As of 2016 the park was open from 8:00 to 16:30 from Wednesday to Sunday and on holidays.
There is no entrance fee, but there is a fee for walking the trails.
The park has a belvedere, from which the canyon of the Iapó River can be viewed.
The belvedere is wheelchair accessible.
There is a support vehicle for people with special needs such as the elderly, pregnant women or disabled people.
The park provides education activities for students in the 6th and 7th years of school.
It also supports research by the universities.

There is no snack bar on the site. Visitors may bring cold picnics and should bring water.
There are kiosks at Capão, 2 km from the visitor center, with drinking water, toilets and places for rest and relaxation.

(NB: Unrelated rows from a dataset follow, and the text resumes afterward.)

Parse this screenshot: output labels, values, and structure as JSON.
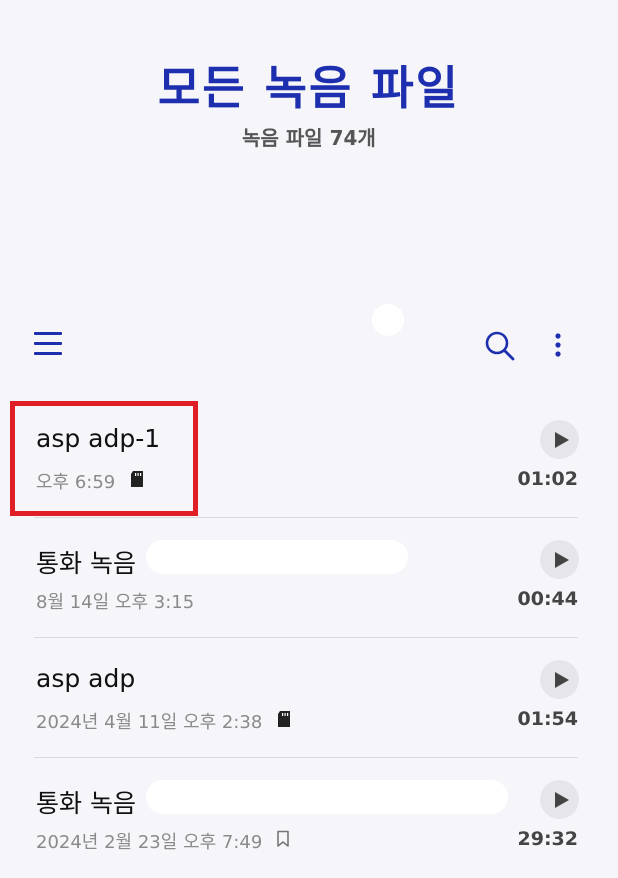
{
  "header": {
    "title": "모든 녹음 파일",
    "subtitle": "녹음 파일 74개"
  },
  "toolbar": {
    "menu_icon": "hamburger-menu-icon",
    "search_icon": "search-icon",
    "more_icon": "more-vertical-icon"
  },
  "recordings": [
    {
      "title": "asp adp-1",
      "datetime": "오후 6:59",
      "icon": "sd-card-icon",
      "duration": "01:02"
    },
    {
      "title": "통화 녹음",
      "datetime": "8월 14일 오후 3:15",
      "icon": "",
      "duration": "00:44"
    },
    {
      "title": "asp adp",
      "datetime": "2024년 4월 11일 오후 2:38",
      "icon": "sd-card-icon",
      "duration": "01:54"
    },
    {
      "title": "통화 녹음",
      "datetime": "2024년 2월 23일 오후 7:49",
      "icon": "bookmark-icon",
      "duration": "29:32"
    }
  ],
  "colors": {
    "accent": "#1d2fae",
    "highlight": "#e01e25",
    "background": "#f6f6fa"
  }
}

Visitors should stay in small groups and try to walk quietly, enjoying nature and only taking photographs.
Prohibited activities included camping, barbecuing, consuming alcohol, bringing domestic animals, leaving the marked trails, bathing in unauthorized places, carrying tools or firearms, damaging or removing trees, any activity that could cause fires, littering, hunting, fishing, collecting rocks, fauna or flora, and feeding or frightening the animals.

There is a basic trail of 5 km that takes two or three hours.
It includes the belvedere, from which the canyon of the Iapó River can be viewed, the Ponte de Pedra Waterfall and the Panelões do Sumidouro, a place for swimming.
The full trail is 9 km and takes three to five hours. Visitors must be accompanied by a guide.
It includes the basic trail and also the Portal de Pedra, the Gavião trail and the rock paintings.
The rock painting trail is closed when it is raining.